I wouldn't be surprised if gay marriage is just a temporary experiment. There is no historical significance, the philosophical significance is superficial, and there is no measurable societal benefit.

Because in the past, marriage was about property and children were property. You could be homosexual and still be married and fucking your wife to produce children. There was no need to legally recognize a homosexual union. Things have changed since then.

How do you come to the conclusion that there is no societal benefit? Doesn't marriage benefit all children, regardless of whether or not their parents are hetero or homo? You seem to put forth the notion that there are only tax benefits to be concerned about, but marriage rights are way more than just taxes.


RE: I'm Christian, unless you're gay. - Ricardo - 01-18-2012 11:51 AM

(01-18-2012 10:21 AM)Darrell Wrote:  
Quote:Take the sex out of it.

Why?

Most of these discussions are like two ships passing in the middle of the night.

One side is concerned with DOING. The other side is concerned about BEING.

The DOING crowd seems to say: as long as you are married and you procreate children, then who cares what is in your heart. (Don't you dare seeing men on the side.)

The DOING crowd believe that one can choose to DO homosexual acts. (True) They believe that one can be recruited to become a homosexual, that if you try it you may like it. That if our kids are exposed, they may be infected. They also conflate pedophilia with Homosexuality.

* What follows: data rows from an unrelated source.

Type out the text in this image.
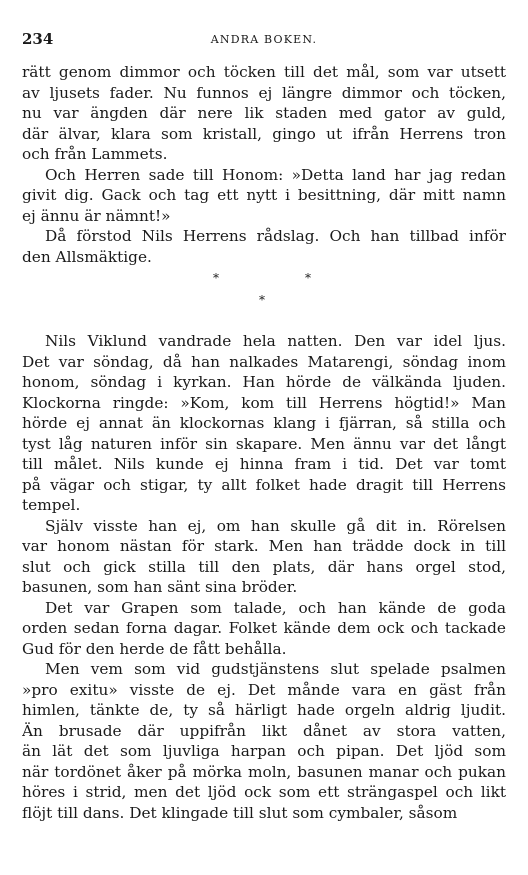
234	ANDRA BOKEN.
rätt genom dimmor och töcken till det mål, som var utsett
av ljusets fader. Nu funnos ej längre dimmor och töcken,
nu var ängden där nere lik staden med gator av guld,
där älvar, klara som kristall, gingo ut ifrån Herrens tron
och från Lammets.
Och Herren sade till Honom: »Detta land har jag redan
givit dig. Gack och tag ett nytt i besittning, där mitt namn
ej ännu är nämnt!»
Då förstod Nils Herrens rådslag. Och han tillbad inför
den Allsmäktige.
*	*
*
Nils Viklund vandrade hela natten. Den var idel ljus.
Det var söndag, då han nalkades Matarengi, söndag inom
honom, söndag i kyrkan. Han hörde de välkända ljuden.
Klockorna ringde: »Kom, kom till Herrens högtid!» Man
hörde ej annat än klockornas klang i fjärran, så stilla och
tyst låg naturen inför sin skapare. Men ännu var det långt
till målet. Nils kunde ej hinna fram i tid. Det var tomt
på vägar och stigar, ty allt folket hade dragit till Herrens
tempel.
Själv visste han ej, om han skulle gå dit in. Rörelsen
var honom nästan för stark. Men han trädde dock in till
slut och gick stilla till den plats, där hans orgel stod,
basunen, som han sänt sina bröder.
Det var Grapen som talade, och han kände de goda
orden sedan forna dagar. Folket kände dem ock och tackade
Gud för den herde de fått behålla.
Men vem som vid gudstjänstens slut spelade psalmen
»pro exitu» visste de ej. Det månde vara en gäst från
himlen, tänkte de, ty så härligt hade orgeln aldrig ljudit.
Än brusade där uppifrån likt dånet av stora vatten,
än lät det som ljuvliga harpan och pipan. Det ljöd som
när tordönet åker på mörka moln, basunen manar och pukan
höres i strid, men det ljöd ock som ett strängaspel och likt
flöjt till dans. Det klingade till slut som cymbaler, såsom
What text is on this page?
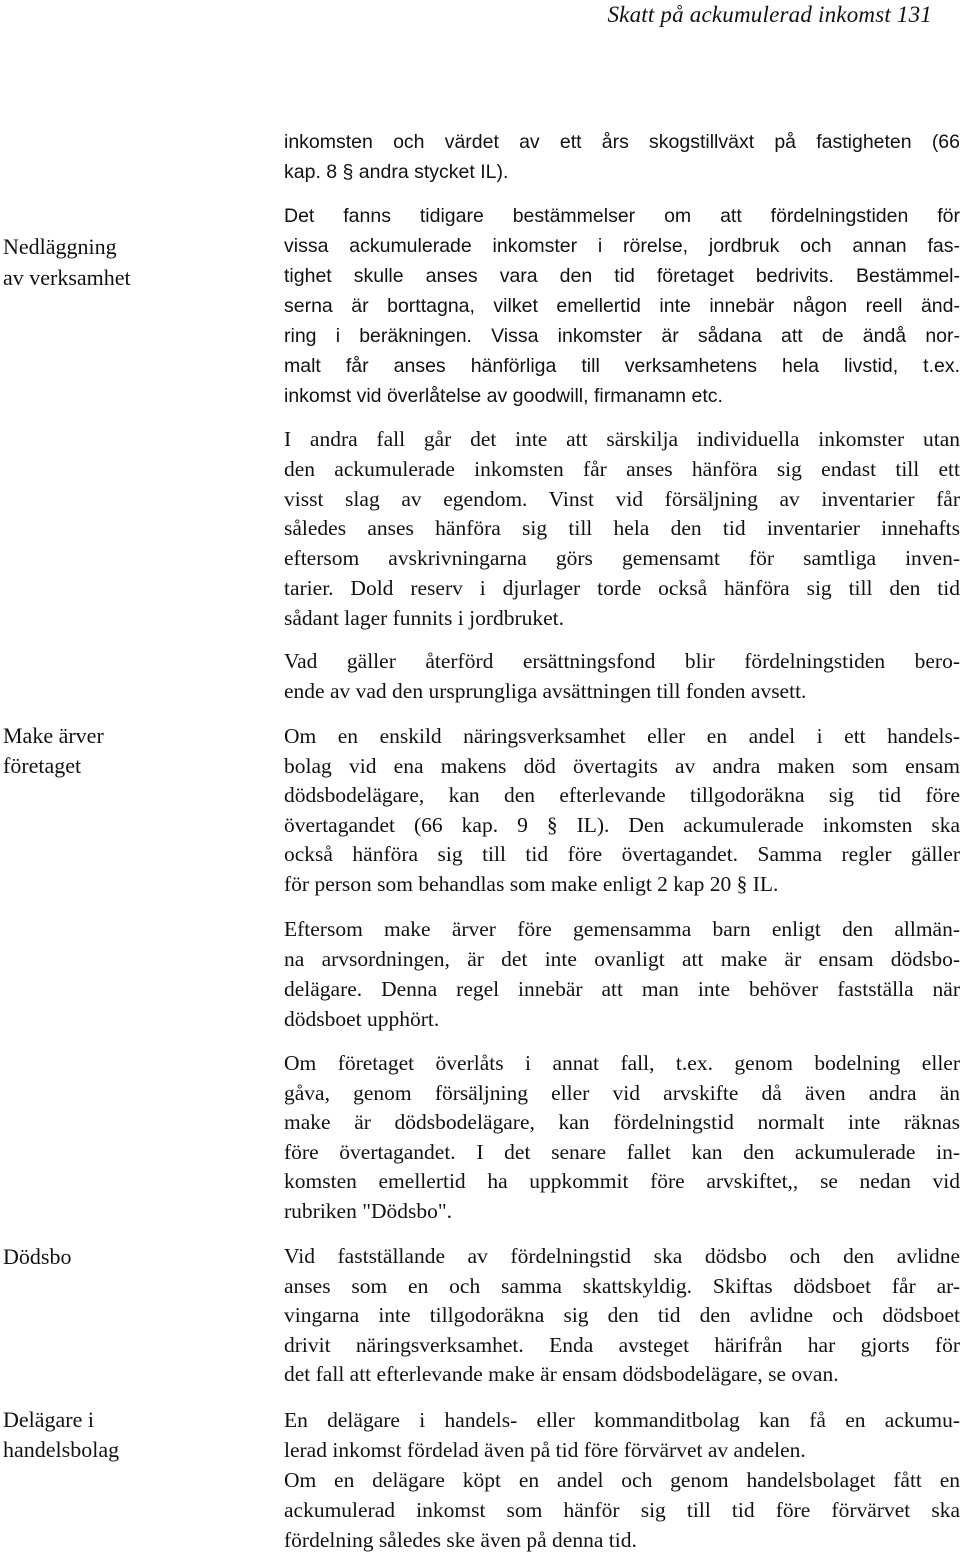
Skatt på ackumulerad inkomst 131
Nedläggning
av verksamhet
Make ärver
företaget
Dödsbo
Delägare i
handelsbolag
inkomsten och värdet av ett års skogstillväxt på fastigheten (66
kap. 8 § andra stycket IL).
Det fanns tidigare bestämmelser om att fördelningstiden för
vissa ackumulerade inkomster i rörelse, jordbruk och annan fas-
tighet skulle anses vara den tid företaget bedrivits. Bestämmel-
serna är borttagna, vilket emellertid inte innebär någon reell änd-
ring i beräkningen. Vissa inkomster är sådana att de ändå nor-
malt får anses hänförliga till verksamhetens hela livstid, t.ex.
inkomst vid överlåtelse av goodwill, firmanamn etc.
I andra fall går det inte att särskilja individuella inkomster utan
den ackumulerade inkomsten får anses hänföra sig endast till ett
visst slag av egendom. Vinst vid försäljning av inventarier får
således anses hänföra sig till hela den tid inventarier innehafts
eftersom avskrivningarna görs gemensamt för samtliga inven-
tarier. Dold reserv i djurlager torde också hänföra sig till den tid
sådant lager funnits i jordbruket.
Vad gäller återförd ersättningsfond blir fördelningstiden bero-
ende av vad den ursprungliga avsättningen till fonden avsett.
Om en enskild näringsverksamhet eller en andel i ett handels-
bolag vid ena makens död övertagits av andra maken som ensam
dödsbodelägare, kan den efterlevande tillgodoräkna sig tid före
övertagandet (66 kap. 9 § IL). Den ackumulerade inkomsten ska
också hänföra sig till tid före övertagandet. Samma regler gäller
för person som behandlas som make enligt 2 kap 20 § IL.
Eftersom make ärver före gemensamma barn enligt den allmän-
na arvsordningen, är det inte ovanligt att make är ensam dödsbo-
delägare. Denna regel innebär att man inte behöver fastställa när
dödsboet upphört.
Om företaget överlåts i annat fall, t.ex. genom bodelning eller
gåva, genom försäljning eller vid arvskifte då även andra än
make är dödsbodelägare, kan fördelningstid normalt inte räknas
före övertagandet. I det senare fallet kan den ackumulerade in-
komsten emellertid ha uppkommit före arvskiftet,, se nedan vid
rubriken "Dödsbo".
Vid fastställande av fördelningstid ska dödsbo och den avlidne
anses som en och samma skattskyldig. Skiftas dödsboet får ar-
vingarna inte tillgodoräkna sig den tid den avlidne och dödsboet
drivit näringsverksamhet. Enda avsteget härifrån har gjorts för
det fall att efterlevande make är ensam dödsbodelägare, se ovan.
En delägare i handels- eller kommanditbolag kan få en ackumu-
lerad inkomst fördelad även på tid före förvärvet av andelen.
Om en delägare köpt en andel och genom handelsbolaget fått en
ackumulerad inkomst som hänför sig till tid före förvärvet ska
fördelning således ske även på denna tid.
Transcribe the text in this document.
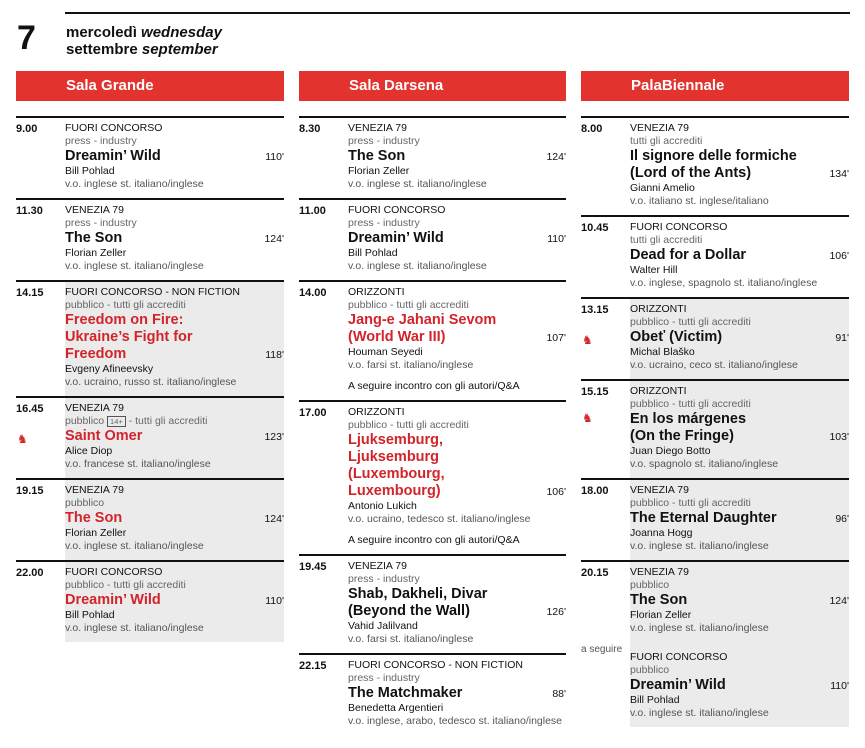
7 mercoledì wednesday
settembre september
Sala Grande	Sala Darsena	PalaBiennale
9.00	FUORI CONCORSO
press - industry
Dreamin’ Wild	110'
Bill Pohlad
v.o. inglese st. italiano/inglese
11.30 VENEZIA 79
press - industry
The Son	124'
Florian Zeller
v.o. inglese st. italiano/inglese
14.15 FUORI CONCORSO - NON FICTION
pubblico - tutti gli accrediti
Freedom on Fire:
Ukraine’s Fight for Freedom	118'
Evgeny Afineevsky
v.o. ucraino, russo st. italiano/inglese
16.45
♞
VENEZIA 79
pubblico 14+ - tutti gli accrediti
Saint Omer	123'
Alice Diop
v.o. francese st. italiano/inglese
19.15 VENEZIA 79
pubblico
The Son	124'
Florian Zeller
v.o. inglese st. italiano/inglese
22.00 FUORI CONCORSO
pubblico - tutti gli accrediti
Dreamin’ Wild	110'
Bill Pohlad
v.o. inglese st. italiano/inglese
8.30	VENEZIA 79
press - industry
The Son	124'
Florian Zeller
v.o. inglese st. italiano/inglese
11.00 FUORI CONCORSO
press - industry
Dreamin’ Wild	110'
Bill Pohlad
v.o. inglese st. italiano/inglese
14.00 ORIZZONTI
pubblico - tutti gli accrediti
Jang-e Jahani Sevom
(World War III)	107'
Houman Seyedi
v.o. farsi st. italiano/inglese
A seguire incontro con gli autori/Q&A
17.00 ORIZZONTI
pubblico - tutti gli accrediti
Ljuksemburg, Ljuksemburg
(Luxembourg, Luxembourg)	106'
Antonio Lukich
v.o. ucraino, tedesco st. italiano/inglese
A seguire incontro con gli autori/Q&A
19.45 VENEZIA 79
press - industry
Shab, Dakheli, Divar
(Beyond the Wall)	126'
Vahid Jalilvand
v.o. farsi st. italiano/inglese
22.15 FUORI CONCORSO - NON FICTION
press - industry
The Matchmaker	88'
Benedetta Argentieri
v.o. inglese, arabo, tedesco st. italiano/inglese
8.00	VENEZIA 79
tutti gli accrediti
Il signore delle formiche
(Lord of the Ants)	134'
Gianni Amelio
v.o. italiano st. inglese/italiano
10.45 FUORI CONCORSO
tutti gli accrediti
Dead for a Dollar	106'
Walter Hill
v.o. inglese, spagnolo st. italiano/inglese
13.15
♞
ORIZZONTI
pubblico - tutti gli accrediti
Obeť (Victim)	91'
Michal Blaško
v.o. ucraino, ceco st. italiano/inglese
15.15
♞
ORIZZONTI
pubblico - tutti gli accrediti
En los márgenes
(On the Fringe)	103'
Juan Diego Botto
v.o. spagnolo st. italiano/inglese
18.00 VENEZIA 79
pubblico - tutti gli accrediti
The Eternal Daughter	96'
Joanna Hogg
v.o. inglese st. italiano/inglese
20.15 VENEZIA 79
pubblico
The Son	124'
Florian Zeller
v.o. inglese st. italiano/inglese
a seguire
FUORI CONCORSO
pubblico
Dreamin’ Wild	110'
Bill Pohlad
v.o. inglese st. italiano/inglese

The definition of sexuality as a continuum, of attraction as a continuum and even gender as a continuum is not something that most "DOERS" are willing to contemplate.


RE: I'm Christian, unless you're gay. - myotch - 01-19-2012 12:14 AM

Quote:Because in the past, marriage was about property and children were property. You could be homosexual and still be married and fucking your wife to produce children. There was no need to legally recognize a homosexual union. Things have changed since then.

What exactly is that need? I would posit that children weren't so much property as a family and their dealings were private. What has changed? That the minority of homosexual committed relationships are adopting or having children?

Quote:How do you come to the conclusion that there is no societal benefit? Doesn't marriage benefit all children, regardless of whether or not their parents are hetero or homo? You seem to put forth the notion that there are only tax benefits to be concerned about, but marriage rights are way more than just taxes.

Marital benefits benefit families, and children are part of the beneficiary. I'd say, and independent research shows that kids benefit most and best from loving, married, heterosexual parents.

It's my guess that tax benefits and social validation are what's at stake in the homosexual agenda, as well as hospital visitation and access to divorce courts. Entitlements and forcing employers hands in regards to health insurance play a part. "What can I get?" "What can my country do for me?"

Basically, it's retrofitting a lifestyle and an orientation into societies not built to take on the burden. Therefore, the wheel must be reinvented. I can see why liberally-minded social engineers salivate at the prospect of homosexual marriage.

Again, I'm heterosexual. Homosexual marriage does nothing to strengthen me; that issue is simply not my issue. I don't see how it is necessarily "un-Christian" of me to oppose homosexual marriage, in light of my tolerance and even acceptance of homosexuality in regards to human rights in other areas, such as military service, repealing of sodomy laws, hospital visitation, and a host of other issues.